The proposed changes would have changed the law covering the individual insurance market in Michigan, but would not affect laws in other states, according to Stojic, who adds that other states have already reformed their individual insurance markets.

“Most states do not regulate health insurance premiums in the way other insurance might be regulated where they set rates or rate bands,” says MHE Letter of the Law columnist Barry Senterfitt, managing shareholder in the insurance industry practice of Greenberg Traurig, Austin, Texas. “Some states however limit the amount by which rates may be increased upon renewal.”
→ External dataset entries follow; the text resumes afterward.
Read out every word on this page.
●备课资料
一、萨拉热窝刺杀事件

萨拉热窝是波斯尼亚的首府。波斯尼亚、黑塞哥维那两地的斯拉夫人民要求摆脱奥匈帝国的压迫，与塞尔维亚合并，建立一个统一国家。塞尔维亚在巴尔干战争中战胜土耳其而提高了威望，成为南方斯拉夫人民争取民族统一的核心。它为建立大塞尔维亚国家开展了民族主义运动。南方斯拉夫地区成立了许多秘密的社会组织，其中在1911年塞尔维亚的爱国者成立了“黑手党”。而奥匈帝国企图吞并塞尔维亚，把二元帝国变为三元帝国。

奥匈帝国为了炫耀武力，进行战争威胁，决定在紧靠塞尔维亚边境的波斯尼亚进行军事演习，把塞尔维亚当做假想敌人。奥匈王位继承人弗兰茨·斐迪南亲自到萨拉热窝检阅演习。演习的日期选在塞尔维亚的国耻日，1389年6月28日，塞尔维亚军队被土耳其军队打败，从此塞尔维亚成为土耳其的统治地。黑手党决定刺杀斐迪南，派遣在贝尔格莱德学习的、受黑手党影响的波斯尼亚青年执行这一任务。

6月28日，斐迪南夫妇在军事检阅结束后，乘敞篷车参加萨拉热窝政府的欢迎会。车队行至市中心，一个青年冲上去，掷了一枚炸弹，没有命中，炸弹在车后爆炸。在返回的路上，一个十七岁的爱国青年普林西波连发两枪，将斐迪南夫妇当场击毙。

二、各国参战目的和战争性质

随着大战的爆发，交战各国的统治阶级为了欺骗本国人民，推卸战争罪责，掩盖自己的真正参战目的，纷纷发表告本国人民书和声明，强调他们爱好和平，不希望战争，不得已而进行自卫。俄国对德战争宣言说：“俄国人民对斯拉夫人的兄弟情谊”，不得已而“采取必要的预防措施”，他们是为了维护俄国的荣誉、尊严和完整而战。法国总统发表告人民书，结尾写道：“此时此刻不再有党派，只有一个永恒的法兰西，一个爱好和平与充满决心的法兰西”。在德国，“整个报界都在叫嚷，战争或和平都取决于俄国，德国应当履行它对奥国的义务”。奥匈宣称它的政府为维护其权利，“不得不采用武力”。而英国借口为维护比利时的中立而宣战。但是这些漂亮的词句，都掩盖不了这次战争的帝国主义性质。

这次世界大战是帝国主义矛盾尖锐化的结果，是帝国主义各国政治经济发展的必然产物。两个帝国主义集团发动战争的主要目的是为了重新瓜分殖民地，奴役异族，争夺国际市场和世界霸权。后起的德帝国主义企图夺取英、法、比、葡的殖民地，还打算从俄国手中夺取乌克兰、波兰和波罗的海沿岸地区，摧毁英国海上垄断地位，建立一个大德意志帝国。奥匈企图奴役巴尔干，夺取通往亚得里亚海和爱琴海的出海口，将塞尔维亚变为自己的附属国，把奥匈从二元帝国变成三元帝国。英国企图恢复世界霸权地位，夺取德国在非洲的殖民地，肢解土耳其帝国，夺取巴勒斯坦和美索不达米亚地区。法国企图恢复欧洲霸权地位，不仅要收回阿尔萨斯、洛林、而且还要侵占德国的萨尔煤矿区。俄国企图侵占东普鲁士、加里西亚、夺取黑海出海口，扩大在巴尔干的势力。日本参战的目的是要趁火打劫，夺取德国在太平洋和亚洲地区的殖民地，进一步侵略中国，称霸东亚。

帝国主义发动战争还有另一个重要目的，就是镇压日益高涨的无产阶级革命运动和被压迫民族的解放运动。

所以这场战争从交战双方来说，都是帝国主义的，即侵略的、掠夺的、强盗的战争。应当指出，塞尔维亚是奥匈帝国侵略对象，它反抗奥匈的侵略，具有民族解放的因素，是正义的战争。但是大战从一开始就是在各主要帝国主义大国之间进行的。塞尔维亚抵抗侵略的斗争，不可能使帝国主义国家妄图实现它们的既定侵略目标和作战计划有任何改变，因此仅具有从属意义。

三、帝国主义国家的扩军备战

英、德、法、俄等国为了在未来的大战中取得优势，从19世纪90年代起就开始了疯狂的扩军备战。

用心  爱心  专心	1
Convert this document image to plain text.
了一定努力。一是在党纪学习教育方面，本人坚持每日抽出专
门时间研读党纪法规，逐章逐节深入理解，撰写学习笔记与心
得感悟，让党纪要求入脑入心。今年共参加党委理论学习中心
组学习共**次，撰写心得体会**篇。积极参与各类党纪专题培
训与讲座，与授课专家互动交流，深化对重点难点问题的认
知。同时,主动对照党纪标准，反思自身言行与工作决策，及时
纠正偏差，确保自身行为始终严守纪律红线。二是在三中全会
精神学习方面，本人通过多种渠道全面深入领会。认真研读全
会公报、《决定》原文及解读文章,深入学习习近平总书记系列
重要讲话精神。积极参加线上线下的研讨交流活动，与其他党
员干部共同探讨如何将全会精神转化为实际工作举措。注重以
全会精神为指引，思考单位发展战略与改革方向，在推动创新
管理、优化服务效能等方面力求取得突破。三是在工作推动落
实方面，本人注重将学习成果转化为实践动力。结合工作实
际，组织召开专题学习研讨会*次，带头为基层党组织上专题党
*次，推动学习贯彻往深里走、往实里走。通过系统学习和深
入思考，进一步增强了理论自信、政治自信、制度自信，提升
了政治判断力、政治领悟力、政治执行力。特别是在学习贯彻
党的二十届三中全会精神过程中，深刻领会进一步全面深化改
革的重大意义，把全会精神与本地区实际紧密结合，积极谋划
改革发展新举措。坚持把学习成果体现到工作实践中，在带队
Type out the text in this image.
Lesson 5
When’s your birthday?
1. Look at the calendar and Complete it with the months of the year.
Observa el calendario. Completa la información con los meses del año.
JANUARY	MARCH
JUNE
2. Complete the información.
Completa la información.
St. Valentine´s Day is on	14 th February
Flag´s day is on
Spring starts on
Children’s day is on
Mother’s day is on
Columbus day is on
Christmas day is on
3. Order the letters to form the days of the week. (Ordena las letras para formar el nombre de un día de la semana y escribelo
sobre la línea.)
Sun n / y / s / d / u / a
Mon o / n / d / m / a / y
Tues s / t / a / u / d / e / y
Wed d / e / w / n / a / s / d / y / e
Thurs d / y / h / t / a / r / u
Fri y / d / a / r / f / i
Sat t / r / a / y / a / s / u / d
“Nineteen states have enacted rate bands. In Michigan, we have two separate regulatory environments-a highly regulated Blue Cross and virtually no or very little regulation of for-profit commercial insurers,” says Stojic. “This type of environment is unsustainable in the long-run.”

Under the proposed compromise legislation in the committee report, BCBSM would have remained nonprofit and an insurer of last resort.

Opponents of the legislation feared premium hikes for Michigan consumers, which could mean an increase the number of uninsured.

“It sounds like [Michigan consumers] could be staring at significant premium increases soon,” Senterfitt says.Stojic says that the changes would have stabilized the individual market in the long-run by encouraging a better mix of healthy people and those who need medical services.

“Until the legislature acts to create a fair and balanced regulatory system that holds for-profit insurers more accountable for rejecting the sick and allow Blue Cross to better compete for younger and healthier individual subscribers, Blue Cross financial losses on individual insurance lines will continue to mount,” Hetzel says.